- Florida Historical Marker #420
- Location: Leon County, Florida, US
- Nearest city: Tallahassee, FL
- Coordinates: 30°26′07″N 84°16′08″W﻿ / ﻿30.435323°N 84.268811°W
- Area: 5 acres (2.0 ha)

= De Soto Winter Encampment Site =

Park in Tallahassee, Florida

The Hernando de Soto Winter Encampment is an archaeological site located in Tallahassee, Florida. It consists of 5 acre of land near Apalachee Parkway, including the residence of former Governor John W. Martin. The site is intended to initiate research and education on nearly four centuries of recorded history beginning with Hernando de Soto's use of the site as a winter encampment in 1539. There is an exhibit of items found at the site in the Governor Martin House.

A 1998 historical marker at the site reads:

In 1539, a Spanish expeditionary force led by Hernando de Soto landed in the Tampa Bay area.
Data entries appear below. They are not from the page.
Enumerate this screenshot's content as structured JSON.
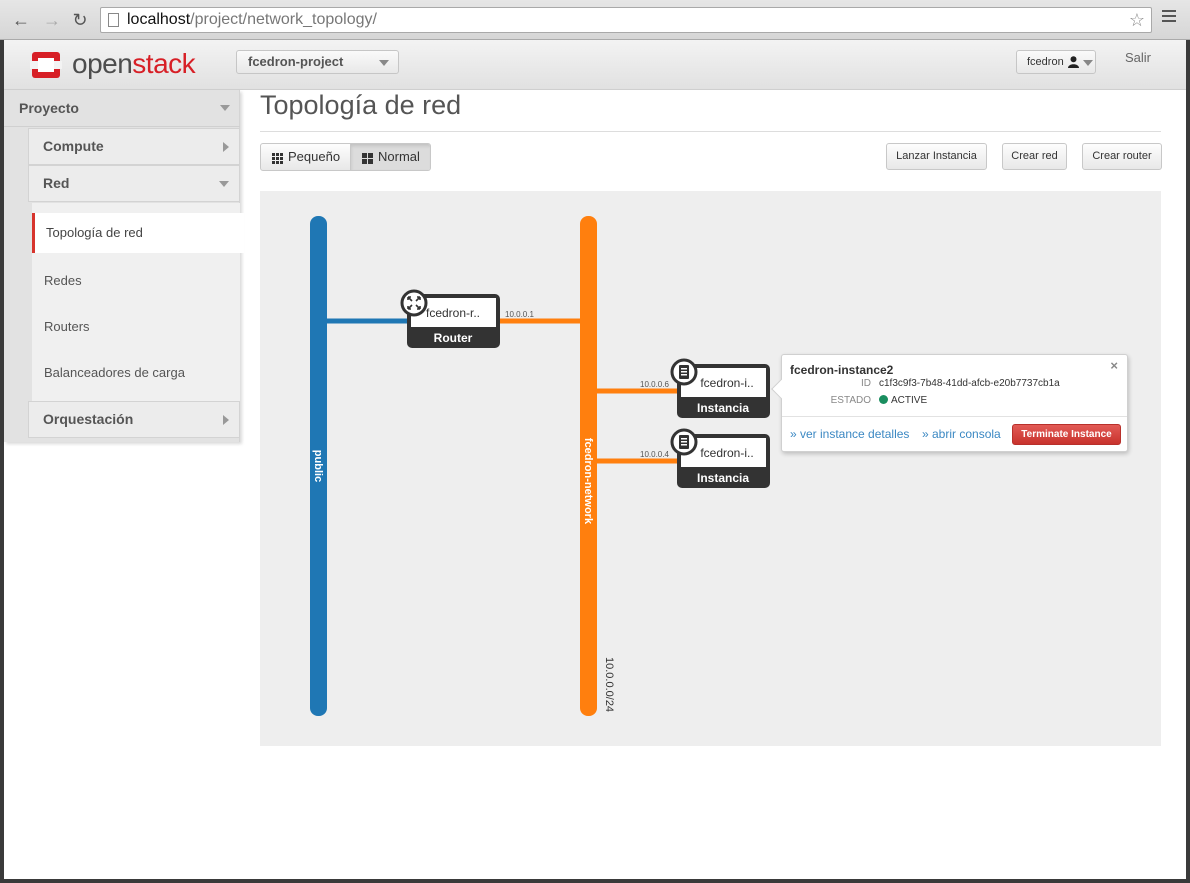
{
  "browser": {
    "url_host": "localhost",
    "url_path": "/project/network_topology/"
  },
  "header": {
    "logo_part1": "open",
    "logo_part2": "stack",
    "project": "fcedron-project",
    "user": "fcedron",
    "logout": "Salir"
  },
  "sidebar": {
    "section": "Proyecto",
    "compute": "Compute",
    "red": "Red",
    "items": [
      {
        "label": "Topología de red",
        "active": true
      },
      {
        "label": "Redes",
        "active": false
      },
      {
        "label": "Routers",
        "active": false
      },
      {
        "label": "Balanceadores de carga",
        "active": false
      }
    ],
    "orquestacion": "Orquestación"
  },
  "main": {
    "title": "Topología de red",
    "view_small": "Pequeño",
    "view_normal": "Normal",
    "launch_instance": "Lanzar Instancia",
    "create_network": "Crear red",
    "create_router": "Crear router"
  },
  "topology": {
    "colors": {
      "public": "#1f77b4",
      "private": "#ff7f0e",
      "node": "#333333"
    },
    "networks": [
      {
        "name": "public",
        "cidr": ""
      },
      {
        "name": "fcedron-network",
        "cidr": "10.0.0.0/24"
      }
    ],
    "router": {
      "name": "fcedron-r..",
      "type": "Router",
      "ip": "10.0.0.1"
    },
    "instances": [
      {
        "name": "fcedron-i..",
        "type": "Instancia",
        "ip": "10.0.0.6"
      },
      {
        "name": "fcedron-i..",
        "type": "Instancia",
        "ip": "10.0.0.4"
      }
    ]
  },
  "popup": {
    "title": "fcedron-instance2",
    "id_label": "ID",
    "id_value": "c1f3c9f3-7b48-41dd-afcb-e20b7737cb1a",
    "status_label": "ESTADO",
    "status_value": "ACTIVE",
    "link_details": "» ver instance detalles",
    "link_console": "» abrir consola",
    "terminate": "Terminate Instance",
    "close": "×"
  }
}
Nearly 600 heavily armed adventurers traveled more than 4000 miles from Florida to Mexico intending to explore and control the Southeast of North America. The route of de Soto has always been uncertain, including the location of the village of Anhaica, the first winter encampment. The place was thought to be in the vicinity of present day Tallahassee, but no physical evidence had ever been found. Calvin Jones’ chance discovery of 16th century Spanish artifacts in 1987 settled the argument. Jones, a state archaeologist, led a team of amateurs and professionals in an excavation which recovered more than 40,000 artifacts. The evidence includes links of chain mail armor, copper coins, the iron tip of a crossbow bolt, Spanish olive jar sherds, and glass trade beads. The team also found the jaw bone of a pig. Pigs were not native to the New World and historical documents confirm that the expedition brought swine. These finds provided the physical evidence of the 1539-40 winter encampment, the first confirmed de Soto site in North America. From this location, the de Soto expedition traveled northward and westward making the first European contact with many native societies. Within two centuries, most of the southeastern native cultures were greatly diminished.

Christmas Infographic

This is the site of the First Christmas celebrated in what would be the United States at the Hernando de Soto Winter encampment in 1539.